DESA yağmurda ıslanmayan deri üretti. Çamaşır makinesinde yıkanabilen deri ise pek yakında.
***
Deri değiştiriyoruz
Desa'nın patronu Melih Çelet: Türkiye deriyi yeniden keşfetti. Biz de teknolojisini yükseltiyoruz. Su geçirmeyen deri iyi bir örnek. Yakında deri makinede yıkanacak.
Desa Yönetim Kurulu Başkanı Melih Çelet ile Desa'nın Nişantaşı mağazasında, deri sektörünü, Özcan Deniz'li yeni reklam kampanyasını ve hedeflerini konuştuk.

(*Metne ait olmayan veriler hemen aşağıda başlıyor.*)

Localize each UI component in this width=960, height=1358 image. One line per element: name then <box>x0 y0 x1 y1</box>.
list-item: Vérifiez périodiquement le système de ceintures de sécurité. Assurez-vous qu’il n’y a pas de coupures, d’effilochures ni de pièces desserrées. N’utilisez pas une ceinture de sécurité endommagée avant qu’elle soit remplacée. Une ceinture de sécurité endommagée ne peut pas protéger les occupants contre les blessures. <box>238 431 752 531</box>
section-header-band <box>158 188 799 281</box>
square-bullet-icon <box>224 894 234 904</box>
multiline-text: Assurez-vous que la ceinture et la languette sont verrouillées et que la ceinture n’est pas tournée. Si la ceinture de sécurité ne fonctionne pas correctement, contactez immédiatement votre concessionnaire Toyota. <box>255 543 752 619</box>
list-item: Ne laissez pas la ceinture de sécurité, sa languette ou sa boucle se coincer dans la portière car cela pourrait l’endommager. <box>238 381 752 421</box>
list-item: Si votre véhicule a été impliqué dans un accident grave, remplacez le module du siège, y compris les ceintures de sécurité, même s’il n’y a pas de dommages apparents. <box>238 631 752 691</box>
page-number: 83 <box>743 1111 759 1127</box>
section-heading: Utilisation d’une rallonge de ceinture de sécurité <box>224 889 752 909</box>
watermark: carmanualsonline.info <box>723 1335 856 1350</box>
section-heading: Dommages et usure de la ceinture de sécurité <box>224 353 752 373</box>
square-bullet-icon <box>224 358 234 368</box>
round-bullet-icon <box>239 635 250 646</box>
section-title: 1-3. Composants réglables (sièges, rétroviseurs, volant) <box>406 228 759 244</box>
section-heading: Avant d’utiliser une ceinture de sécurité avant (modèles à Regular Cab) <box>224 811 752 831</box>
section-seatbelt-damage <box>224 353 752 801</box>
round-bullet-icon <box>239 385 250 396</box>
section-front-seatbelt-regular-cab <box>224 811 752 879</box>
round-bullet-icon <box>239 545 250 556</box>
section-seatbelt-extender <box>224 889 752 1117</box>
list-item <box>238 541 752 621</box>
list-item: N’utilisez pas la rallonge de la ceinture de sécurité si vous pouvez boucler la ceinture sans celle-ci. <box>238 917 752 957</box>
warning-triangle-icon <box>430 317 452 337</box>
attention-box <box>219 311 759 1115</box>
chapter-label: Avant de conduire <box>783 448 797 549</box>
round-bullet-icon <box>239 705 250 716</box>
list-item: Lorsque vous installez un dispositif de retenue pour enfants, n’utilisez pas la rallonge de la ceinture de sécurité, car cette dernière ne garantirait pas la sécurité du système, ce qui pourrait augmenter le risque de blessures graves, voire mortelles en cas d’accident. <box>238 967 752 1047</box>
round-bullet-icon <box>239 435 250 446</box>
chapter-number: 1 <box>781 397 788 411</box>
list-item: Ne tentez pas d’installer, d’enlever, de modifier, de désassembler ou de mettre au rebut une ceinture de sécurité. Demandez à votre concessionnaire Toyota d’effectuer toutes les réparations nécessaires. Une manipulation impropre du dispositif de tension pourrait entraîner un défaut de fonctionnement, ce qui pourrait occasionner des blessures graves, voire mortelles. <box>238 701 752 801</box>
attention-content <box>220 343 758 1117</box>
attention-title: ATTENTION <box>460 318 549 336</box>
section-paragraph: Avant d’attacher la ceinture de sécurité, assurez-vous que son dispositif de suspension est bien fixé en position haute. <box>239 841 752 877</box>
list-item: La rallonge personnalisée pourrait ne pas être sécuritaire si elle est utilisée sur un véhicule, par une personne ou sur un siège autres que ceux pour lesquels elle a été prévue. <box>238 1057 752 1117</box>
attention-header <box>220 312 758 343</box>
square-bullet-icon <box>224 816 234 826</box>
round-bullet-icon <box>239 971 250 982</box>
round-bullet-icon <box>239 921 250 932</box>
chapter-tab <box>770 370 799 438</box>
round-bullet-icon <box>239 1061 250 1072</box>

* Deri Tanıtım Grubu'nun çalışmasından memnun musunuz? Deri Tanıtım Grubu ciddi bir hizmet ifade etti. Türkiye deriyi çok iyi biçimlendiren bir ülke. Osmanlı'dan beri deriyle haşır neşir. Grubun çalışması deriyi hatırlattı ve tüketicilerin hayatına soktu.
* Rakamsal olarak getirisi belli mi? Moda markaları, tekstil koleksiyonunun bir kısmını deri olarak yaptı. İpekyol, Mudo başladı. Vakko, Beymen deriye önem verdi. Desa, Derimod gibi büyük zincirler de büyümeye devam ediyor.
* Ya sektördeki küçük şirketler? Pazar oluştuktan sonra herkes kendi müşteri profiline göre hizmet veriyor. O nispette pastadan paylarını alıyorlar. Deride de farklılaşma başladı. Artık ürüne farklı nitelikler kazandırmak önemli.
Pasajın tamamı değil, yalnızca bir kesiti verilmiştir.